The style is recognised for primarily using a more "classical" one-handed grip and high guard, commonly found in imagery of the 18th and 19th century. Although a two-handed grip is also used, which uses moulinets and bears some resemblance to jogo do pau, bastone Siciliano and older French baton styles. It also contains unarmed techniques such as kicks (mostly below the belt), slaps, punches and gouging.

Along with the rince an bhata uisce bheatha ('dance [of] the whiskey stick') style of the Doyle family, and Antrim stick (bataireacht Aontroma), maide bata is one of the only known traditional Irish stick styles still alive today.

History

It is not known exactly when the style was created. It is known that the first one to practice this art was an Irishman from Antrim (now located in Northern Ireland) nicknamed and renowned in his area as a famous stick fighter. The techniques were transmitted to his son, who also became a famous stick fighter, and to his grandson and great-grandson. The fourth and current inheritor of the art (name kept private to his demand) chose to open the teachings to people outside of his family in the mid-2000s, and is the first in Ireland to do so.

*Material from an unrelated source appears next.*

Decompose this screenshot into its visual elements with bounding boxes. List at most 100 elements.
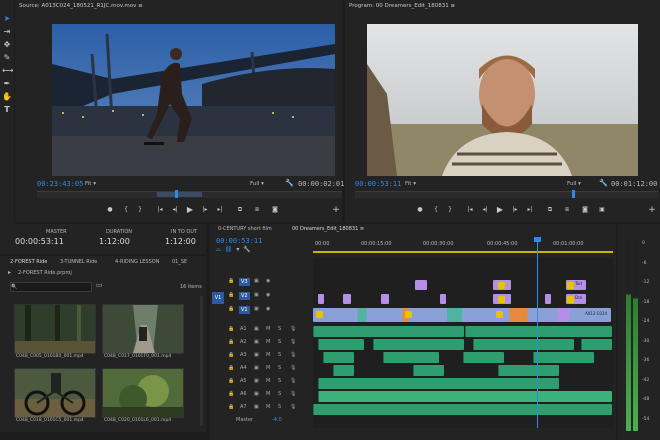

All of these students then chose to regroup under the name An Maide Bata, and each one practices and teaches the techniques in his own way, as the original teaching methodology was meant for one on one instruction. To avoid confusion, each of these group created a separate school under the same organisation. As of 2010, the name was changed to An Maide Mear, which was deemed more accurate.

Sanders school

The An Maide Mear Eire Irish Stick school is headed by William Sanders in the United States. It is taught in person or using a distance-learning course. Sanders has researched various Irish stick methods, and uses old Irish sean nos music for timing and foot work. Sanders also teaches silat but has not mixed it with the Irish stick.